The Western Australian State Government intends to ensure the Western Trade Coast Industrial area is protected by Regulations to ensure incompatible land uses are kept separate from industrial areas. However, City of Rockingham Mayor Sammels said: “While we welcome the move to ensure conflicting land uses are kept separate, the issue of the basis of the buffer zone is of concern to the City.
“The basis of our submission to the State will include the City’s support for the need for a strategically and scientifically identified buffer area.
“In order to apply the planning and statutory frameworks with confidence in this area it is essential to have a modern basis to the EPP buffer which was originally formed in the 1980s and based solely on air quality criteria (sulphur dioxide odour emissions), which is irrelevant to current and future industrial and commercial activities within the zone.
“The current buffer is no longer particularly accurate or effective for strategic land use planning and the protection of the rights of landowners. A credible, scientifically defined buffer would serve to protect rights and interests of all landowners and stakeholders much more effectively.
“Ultimately the City would like to see compatible and harmonious future development with a science based, modern buffer in which there could be transitional land uses, while ensuring residential areas are protected from the impacts of heavy industry.

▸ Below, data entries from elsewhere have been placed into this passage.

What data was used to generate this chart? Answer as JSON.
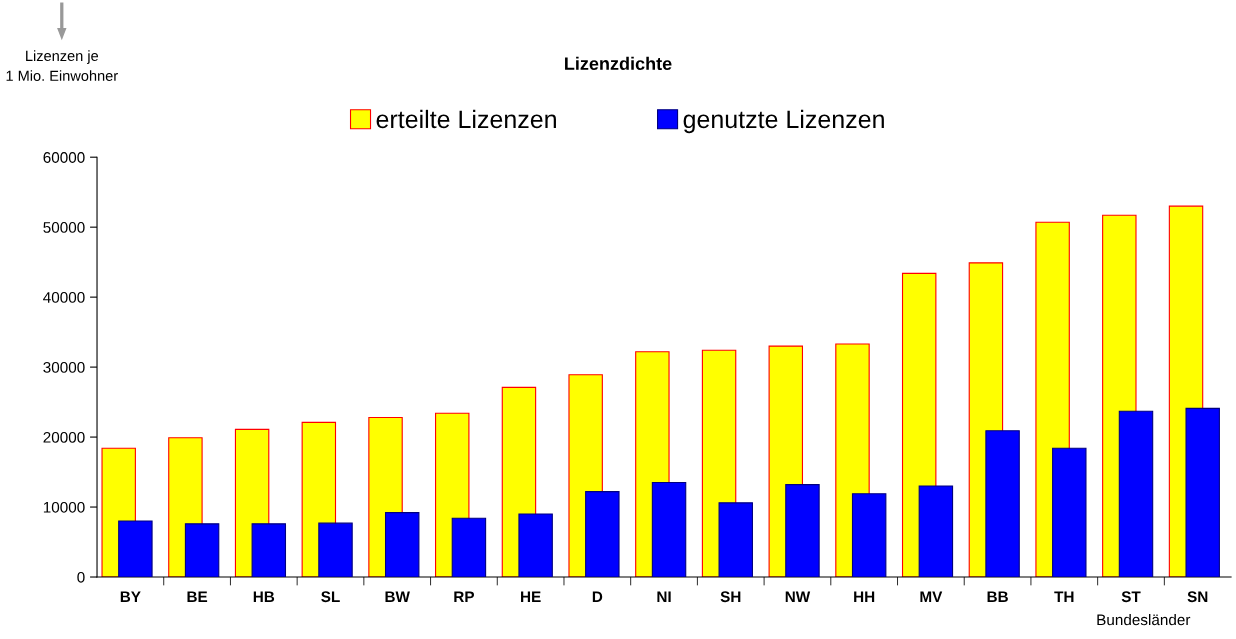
{
  "chart_data": {
    "type": "bar",
    "title": "Lizenzdichte",
    "ylabel": "Lizenzen je\n1 Mio. Einwohner",
    "xlabel": "Bundesländer",
    "categories": [
      "BY",
      "BE",
      "HB",
      "SL",
      "BW",
      "RP",
      "HE",
      "D",
      "NI",
      "SH",
      "NW",
      "HH",
      "MV",
      "BB",
      "TH",
      "ST",
      "SN"
    ],
    "series": [
      {
        "name": "erteilte Lizenzen",
        "color": "#ffff00",
        "values": [
          18400,
          19900,
          21100,
          22100,
          22800,
          23400,
          27100,
          28900,
          32200,
          32400,
          33000,
          33300,
          43400,
          44900,
          50700,
          51700,
          53000
        ]
      },
      {
        "name": "genutzte Lizenzen",
        "color": "#0000ff",
        "values": [
          8000,
          7600,
          7600,
          7700,
          9200,
          8400,
          9000,
          12200,
          13500,
          10600,
          13200,
          11900,
          13000,
          20900,
          18400,
          23700,
          24100
        ]
      }
    ],
    "ylim": [
      0,
      60000
    ],
    "yticks": [
      0,
      10000,
      20000,
      30000,
      40000,
      50000,
      60000
    ],
    "grid": false,
    "legend": "top"
  }
}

“The City's preference would be for a formal Act, to be adopted in the place of the proposed
Regulations. An Act would provide clear legislative restrictions prohibiting residential and other sensitive land uses in the WTCPA.”
The City would like residential uses to be excluded from the zone but the current draft legislation does not exclusively prohibit this in the WTCPA. It instead allows the Minister in the absence of parliamentary process or approval of the WA Planning Commission, to make decisions about regulating land uses in the zone. The Minister for Planning and the WAPC already have significant powers under existing legislation to regulate land use, which the City supports, so the draft Bill seems to duplicate those powers.